Rebecca Harris, the SEANET Coordinator at Tufts University, reports that five common eider carcasses have been necropsied. All five were emaciated and had major acanthocephalan (thorny-headed worm) parasite infestations. The acanthocephala is a phylum of parasitic worms characterized by spines on their heads, with the spines used to attach themselves to the host's gut lining. There are more than 1,100 species of acanthocephalan parasites, but one genus (Polymorphus) is known to parasitize seabirds, especially common eiders. Small crabs (including Asian crabs and mole crabs) and periwinkles are the most frequent hosts for the larvae cysts of these parasites. Eiders become parasitized when they eat these alternate foods, which they will do when their preferred blue mussels are not available. These parasites kill their hosts when ingested in large quantities.

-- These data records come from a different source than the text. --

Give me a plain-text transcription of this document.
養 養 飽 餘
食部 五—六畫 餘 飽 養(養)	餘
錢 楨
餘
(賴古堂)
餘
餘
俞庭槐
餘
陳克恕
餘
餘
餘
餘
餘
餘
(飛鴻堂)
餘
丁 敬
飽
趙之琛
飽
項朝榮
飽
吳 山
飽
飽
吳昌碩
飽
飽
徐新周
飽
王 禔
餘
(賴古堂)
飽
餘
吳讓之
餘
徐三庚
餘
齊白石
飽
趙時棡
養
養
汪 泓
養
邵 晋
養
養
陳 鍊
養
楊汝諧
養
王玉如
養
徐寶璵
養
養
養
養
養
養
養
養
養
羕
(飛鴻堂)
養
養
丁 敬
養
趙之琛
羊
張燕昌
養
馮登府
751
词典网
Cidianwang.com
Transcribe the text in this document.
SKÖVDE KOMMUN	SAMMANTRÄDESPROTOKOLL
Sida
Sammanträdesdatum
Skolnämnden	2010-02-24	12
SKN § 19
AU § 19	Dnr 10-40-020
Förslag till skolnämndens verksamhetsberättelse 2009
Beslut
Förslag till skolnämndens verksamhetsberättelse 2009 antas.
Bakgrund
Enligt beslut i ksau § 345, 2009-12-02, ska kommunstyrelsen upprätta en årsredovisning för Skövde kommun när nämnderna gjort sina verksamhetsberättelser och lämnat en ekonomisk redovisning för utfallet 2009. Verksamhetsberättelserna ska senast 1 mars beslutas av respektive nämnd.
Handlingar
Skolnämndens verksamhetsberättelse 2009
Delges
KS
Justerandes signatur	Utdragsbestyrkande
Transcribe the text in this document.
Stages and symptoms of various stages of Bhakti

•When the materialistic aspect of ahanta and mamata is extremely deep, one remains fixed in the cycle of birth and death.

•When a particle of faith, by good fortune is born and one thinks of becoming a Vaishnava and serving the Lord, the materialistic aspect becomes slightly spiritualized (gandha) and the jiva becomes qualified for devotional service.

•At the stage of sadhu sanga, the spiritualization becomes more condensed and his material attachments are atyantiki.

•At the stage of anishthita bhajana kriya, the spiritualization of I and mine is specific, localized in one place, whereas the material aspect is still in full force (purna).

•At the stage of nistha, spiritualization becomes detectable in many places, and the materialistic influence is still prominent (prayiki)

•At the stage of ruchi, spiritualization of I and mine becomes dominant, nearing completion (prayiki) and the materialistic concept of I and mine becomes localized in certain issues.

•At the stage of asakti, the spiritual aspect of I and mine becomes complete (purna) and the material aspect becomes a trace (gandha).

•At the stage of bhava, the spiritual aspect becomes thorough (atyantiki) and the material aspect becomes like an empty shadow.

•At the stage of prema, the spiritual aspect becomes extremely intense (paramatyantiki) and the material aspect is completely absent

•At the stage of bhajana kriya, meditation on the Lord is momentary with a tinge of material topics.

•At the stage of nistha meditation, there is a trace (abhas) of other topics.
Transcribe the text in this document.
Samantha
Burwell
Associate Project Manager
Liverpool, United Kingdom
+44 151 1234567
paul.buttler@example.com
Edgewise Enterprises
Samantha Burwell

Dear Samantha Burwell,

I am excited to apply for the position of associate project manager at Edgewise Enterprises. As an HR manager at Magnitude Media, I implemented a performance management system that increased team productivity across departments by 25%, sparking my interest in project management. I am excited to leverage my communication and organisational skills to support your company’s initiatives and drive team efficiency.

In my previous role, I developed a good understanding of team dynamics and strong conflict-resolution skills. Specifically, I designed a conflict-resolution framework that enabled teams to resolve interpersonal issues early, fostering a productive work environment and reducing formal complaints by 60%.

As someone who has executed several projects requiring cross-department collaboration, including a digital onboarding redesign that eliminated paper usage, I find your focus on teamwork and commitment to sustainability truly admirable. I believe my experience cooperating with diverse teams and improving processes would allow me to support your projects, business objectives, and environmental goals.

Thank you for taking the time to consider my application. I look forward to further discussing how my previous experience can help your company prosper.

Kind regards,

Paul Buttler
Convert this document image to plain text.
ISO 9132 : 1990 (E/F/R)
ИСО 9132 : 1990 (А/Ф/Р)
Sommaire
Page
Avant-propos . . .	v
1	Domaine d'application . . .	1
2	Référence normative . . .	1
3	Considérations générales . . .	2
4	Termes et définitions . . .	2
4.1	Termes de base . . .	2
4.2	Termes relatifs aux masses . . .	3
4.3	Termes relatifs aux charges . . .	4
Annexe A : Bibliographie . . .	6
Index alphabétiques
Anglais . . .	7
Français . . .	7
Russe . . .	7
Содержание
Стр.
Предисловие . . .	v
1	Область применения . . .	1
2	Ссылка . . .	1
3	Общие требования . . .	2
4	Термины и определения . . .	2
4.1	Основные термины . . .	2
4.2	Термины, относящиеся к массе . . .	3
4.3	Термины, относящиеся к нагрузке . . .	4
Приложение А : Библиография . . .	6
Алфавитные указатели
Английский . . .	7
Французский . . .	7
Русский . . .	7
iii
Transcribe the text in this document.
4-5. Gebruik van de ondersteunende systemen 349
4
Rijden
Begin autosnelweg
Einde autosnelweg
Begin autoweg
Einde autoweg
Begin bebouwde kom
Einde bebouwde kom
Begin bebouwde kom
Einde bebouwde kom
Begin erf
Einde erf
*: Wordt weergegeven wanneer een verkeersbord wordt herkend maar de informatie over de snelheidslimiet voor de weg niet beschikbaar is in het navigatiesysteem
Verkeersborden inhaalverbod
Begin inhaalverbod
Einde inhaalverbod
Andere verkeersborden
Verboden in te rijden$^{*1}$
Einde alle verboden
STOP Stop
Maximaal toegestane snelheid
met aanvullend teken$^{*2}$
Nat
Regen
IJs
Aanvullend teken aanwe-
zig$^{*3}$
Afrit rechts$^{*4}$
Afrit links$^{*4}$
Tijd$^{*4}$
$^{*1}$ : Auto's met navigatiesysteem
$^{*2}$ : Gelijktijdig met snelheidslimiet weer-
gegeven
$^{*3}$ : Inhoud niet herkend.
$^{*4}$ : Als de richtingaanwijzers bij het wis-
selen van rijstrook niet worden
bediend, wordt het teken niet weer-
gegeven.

There are hundreds of thousands of common eiders wintering in the coastal waters of the Cape and Islands. Most of these eiders are present in large rafts (flocks) near large beds of blue mussels. An eider can swallow a medium sized blue mussel whole, crush the shell in its digestive tract, consume the meat, and excrete the ground up shell. Major rafts of eiders near the Vineyard can be found off Squibnocket Point, Aquinnah, the north shore and off Chappaquiddick's East Beach, which corresponds to the observed distribution of eider carcasses.

But this year Vineyard birders, including Matt Pelikan, Gus Ben David, Susan Whiting, John Nelson, Allan Keith and myself, have also observed common eiders in our coastal salt ponds, which is unusual for these seaducks. These eiders are undoubtedly eating crabs rather than mussels, and thus may be more likely to come into contact with the acanthocephalan parasites. If these pond-feeding eiders were the only ones dying from these parasites, the distribution of carcasses would be different from what we observed.

Beachcombers are advised to leave the carcasses alone to allow the natural processes of sunlight, scavengers and decomposition do their work. Another alternative is to bury the carcasses either on the upper beach or to the landward side of the dunes, without disturbing the beach grass that stabilizes the beach. The burial hole should be at least two feet deep to reduce the chance that dogs, skunks or raccoons dig up the carcasses. Wear gloves, avoid touching the carcasses and use a shovel to carry them from the beach to the burial hole

Although we know the approximate cause of death for these eiders, we will not fully understand what ecological shifts have ultimately caused this winter die-off until we have a better understanding of the ecology of the common eiders, blue mussels and the distribution of the acanthocephalan parasites. Are the large old beds of blue mussels declining or shifting to new locations? Do blue mussels now host the parasites? Are the crabs that host the parasites now colonizing the large beds of blue mussels? Do the small crabs living in our coastal ponds host the parasites? Or, perhaps the unusually high level of eider mortality observed in March and April is an isolated event that will not be repeated in future winters. We do not yet know.

Robert A. Culbert is an environmental consultant who lives in Oak Bluffs.